Yeah, it kind of seems like there needs to be a "rate my advisor" website, like ratemyprofessor (which I am a big fan of, despite its obvious shortcomings). I googled "rate my advisor", but the most relevant website I found seemed to be deceased.
All I know is those bribes I keep paying to my current student seem to be effective in getting me new students!!!!
ReplyDeleteFWIW, I insist that prospective students visit my lab, and that their visit include spending a lot of time with my grad students without me around. And I tell my current grad students that they need to be totally open and honest with the prospective students. This is for my own benefit. Just as no student wants to end up with an incompatible supervisor, no (sensible) supervisor wants to end up with an incompatible student.
ReplyDeleteJeremy, yes, that's the best approach, I agree; and students comparing various labs should probably be deeply suspicious of prospective advisors who don't have that attitude. I would note, however, that the same concerns also exist for postdocs, and the culture is rather different there. I recently applied for a raft of different postdoc positions, and several of them were interested in me, but none of them invited me to visit before accepting.

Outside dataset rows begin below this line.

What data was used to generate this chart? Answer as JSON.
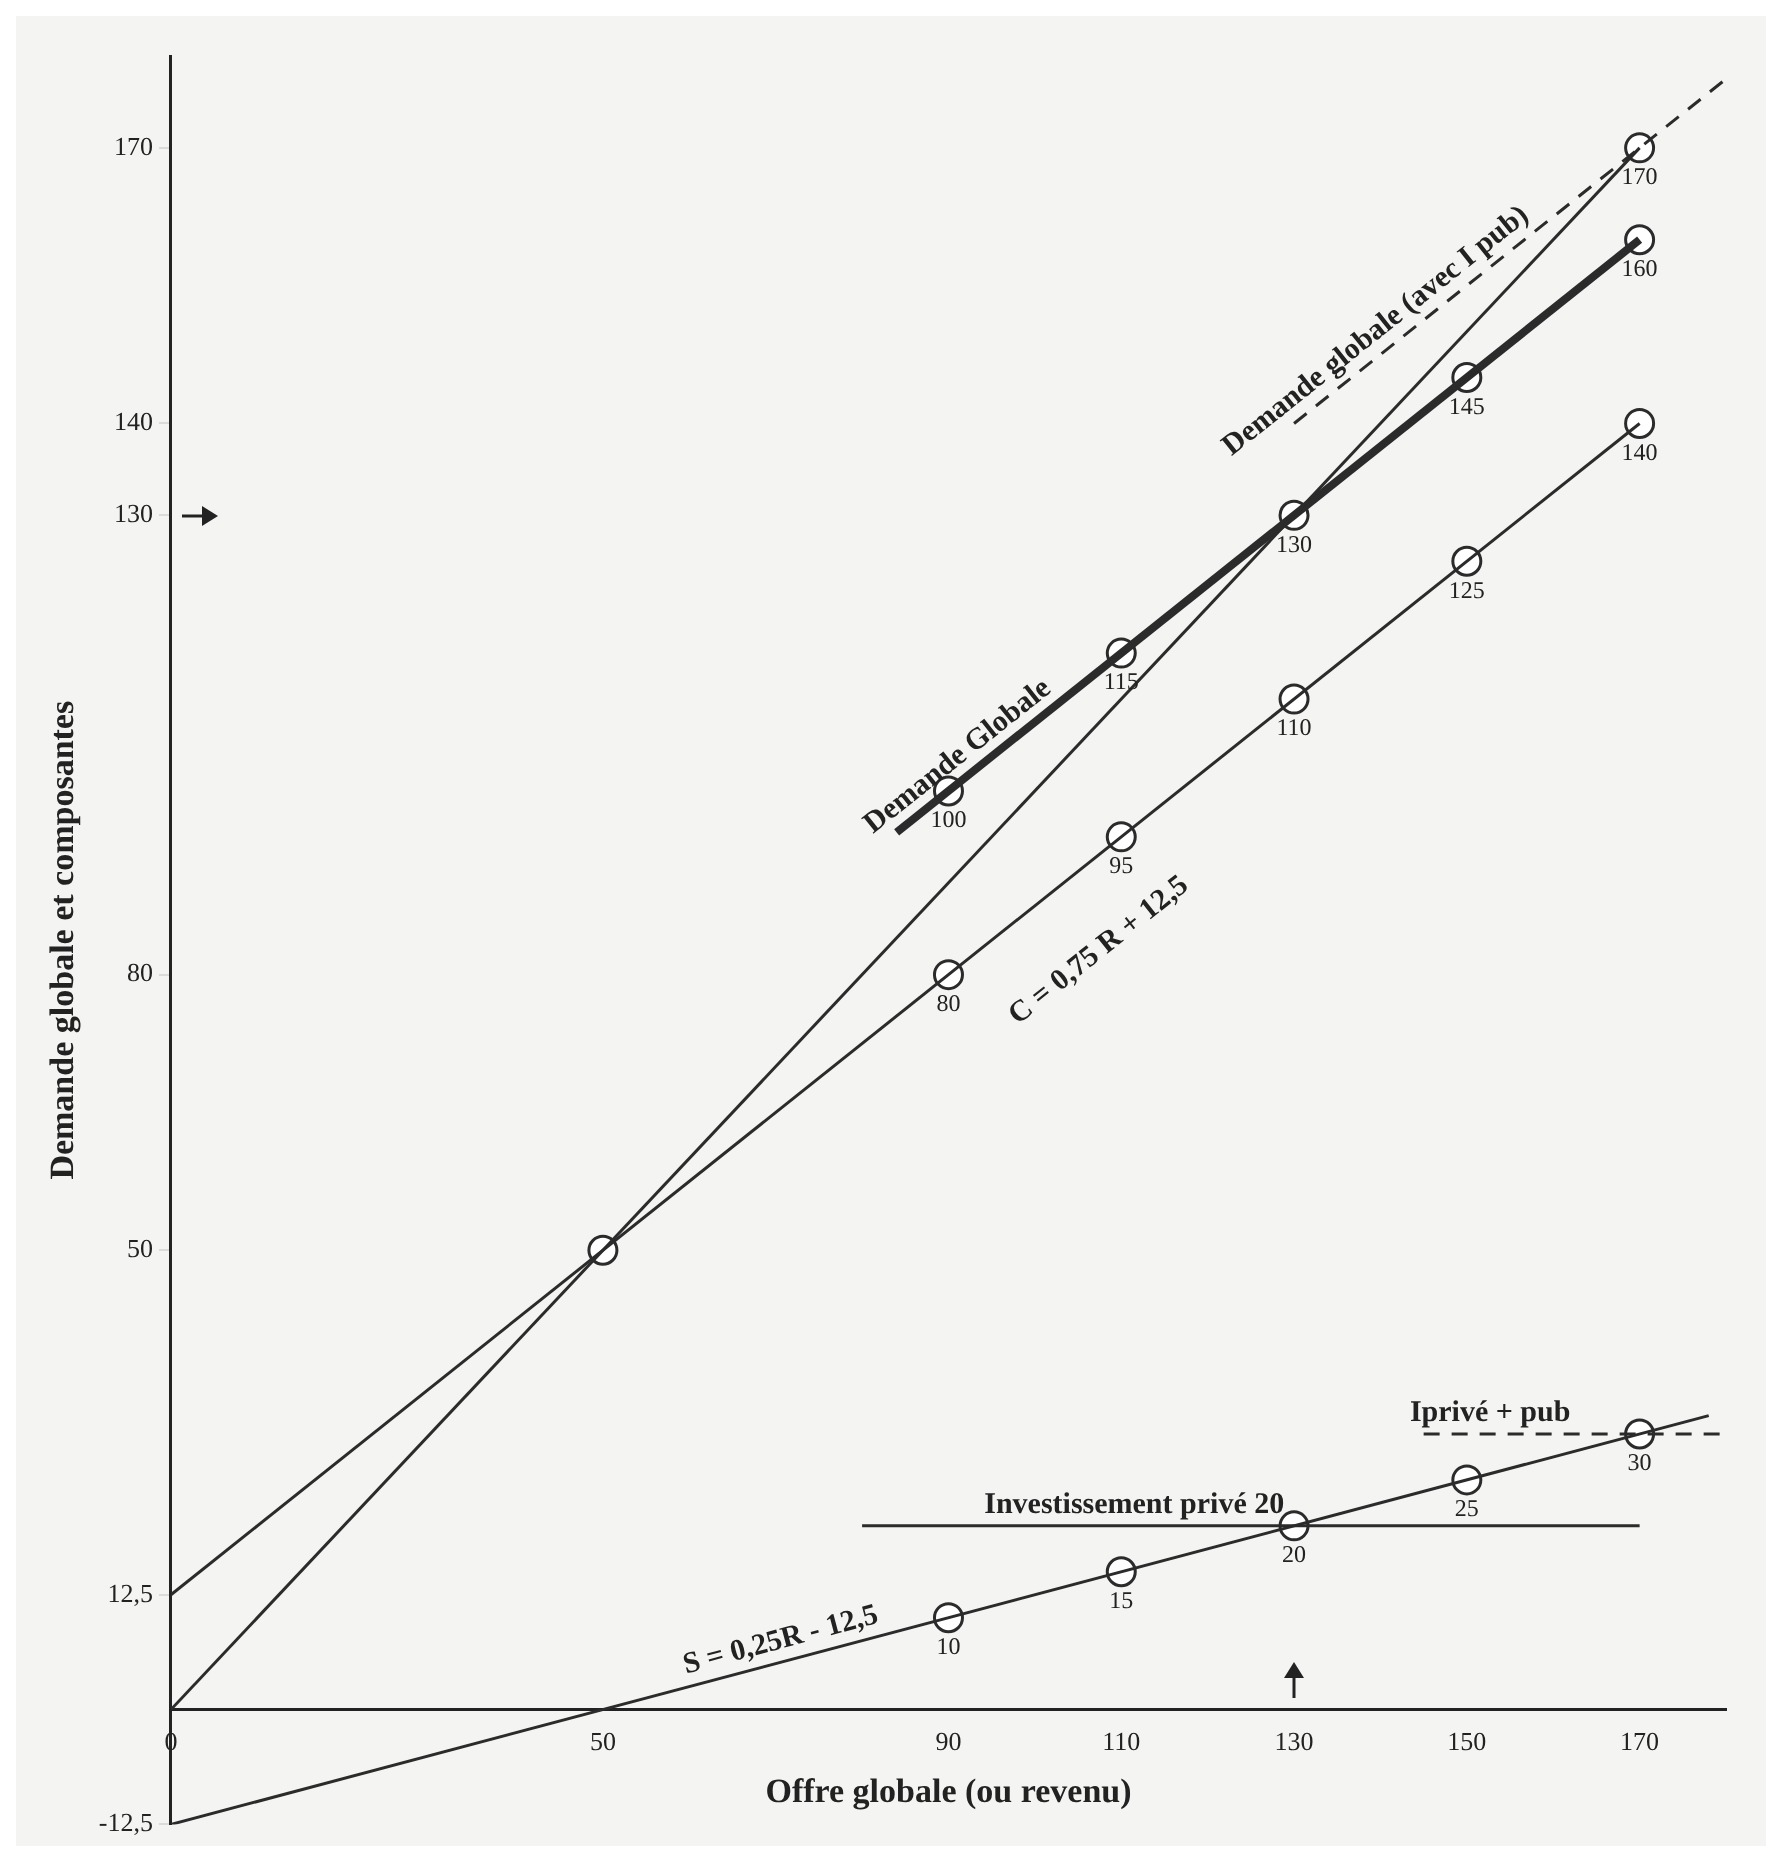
{
  "chart_data": {
    "type": "line",
    "xlabel": "Offre globale (ou revenu)",
    "ylabel": "Demande globale et composantes",
    "xlim": [
      0,
      180
    ],
    "ylim": [
      -12.5,
      180
    ],
    "xticks": [
      0,
      50,
      90,
      110,
      130,
      150,
      170
    ],
    "yticks": [
      {
        "value": -12.5,
        "label": "-12,5"
      },
      {
        "value": 12.5,
        "label": "12,5"
      },
      50,
      80,
      130,
      140,
      170
    ],
    "grid": false,
    "legend": false,
    "marker": "none",
    "line_style": "solid",
    "series": [
      {
        "color": "#2b2b2b",
        "x": [
          0,
          170
        ],
        "values": [
          0,
          170
        ]
      },
      {
        "name": "C = 0,75 R + 12,5",
        "color": "#2b2b2b",
        "x": [
          0,
          170
        ],
        "values": [
          12.5,
          140
        ]
      },
      {
        "name": "Demande Globale",
        "color": "#2b2b2b",
        "x": [
          84,
          170
        ],
        "values": [
          95.5,
          160
        ]
      },
      {
        "name": "Demande globale (avec I pub)",
        "color": "#2b2b2b",
        "line_style": "dashed",
        "x": [
          130,
          180
        ],
        "values": [
          140,
          177.5
        ]
      },
      {
        "name": "S = 0,25R - 12,5",
        "color": "#2b2b2b",
        "x": [
          0,
          178
        ],
        "values": [
          -12.5,
          32
        ]
      },
      {
        "name": "Investissement privé 20",
        "color": "#2b2b2b",
        "x": [
          80,
          170
        ],
        "values": [
          20,
          20
        ]
      },
      {
        "name": "Iprivé + pub",
        "color": "#2b2b2b",
        "line_style": "dashed",
        "x": [
          145,
          180
        ],
        "values": [
          30,
          30
        ]
      },
      {
        "type": "scatter",
        "marker": "circle",
        "color": "#2b2b2b",
        "x": [
          50,
          90,
          110,
          130,
          150,
          170,
          90,
          110,
          130,
          150,
          170,
          170,
          90,
          110,
          130,
          150,
          170
        ],
        "values": [
          50,
          80,
          95,
          110,
          125,
          140,
          100,
          115,
          130,
          145,
          160,
          170,
          10,
          15,
          20,
          25,
          30
        ],
        "value_labels": [
          null,
          "80",
          "95",
          "110",
          "125",
          "140",
          "100",
          "115",
          "130",
          "145",
          "160",
          "170",
          "10",
          "15",
          "20",
          "25",
          "30"
        ]
      }
    ]
  }
}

In the end, I am about to move to France to work for a year and a half with someone I have never even met. Yikes! The evidence I do have suggests that it will be great; but it's really hard for me to know for sure.
ReplyDeleteAnd Andrew, I think you forgot to pay me my hush money. :->
ReplyDeleteSomeday Ben. I was also thinking that advisors are not a one-size-fits-all thing. That is, the current students of a supervisor might love him/her because they have been self-selected to like the supervision style (Demigod, for example). This might be horrible for someone else. There isn't any magic bullet.
ReplyDeleteDefinitely need something, as soon as you leave the area (e.g. for a job) advisors couldn't care less and can actually keep you from graduating. I've heard plenty of horror stories, and yes it leaves you bitter.
ReplyDeleteYou need a way to post your blog to facebook etc.
Wow if I only had read this at the start of my PhD. As it is I am in my 5th year and about to become that deranged drop out or apply to a new PhD program in another country.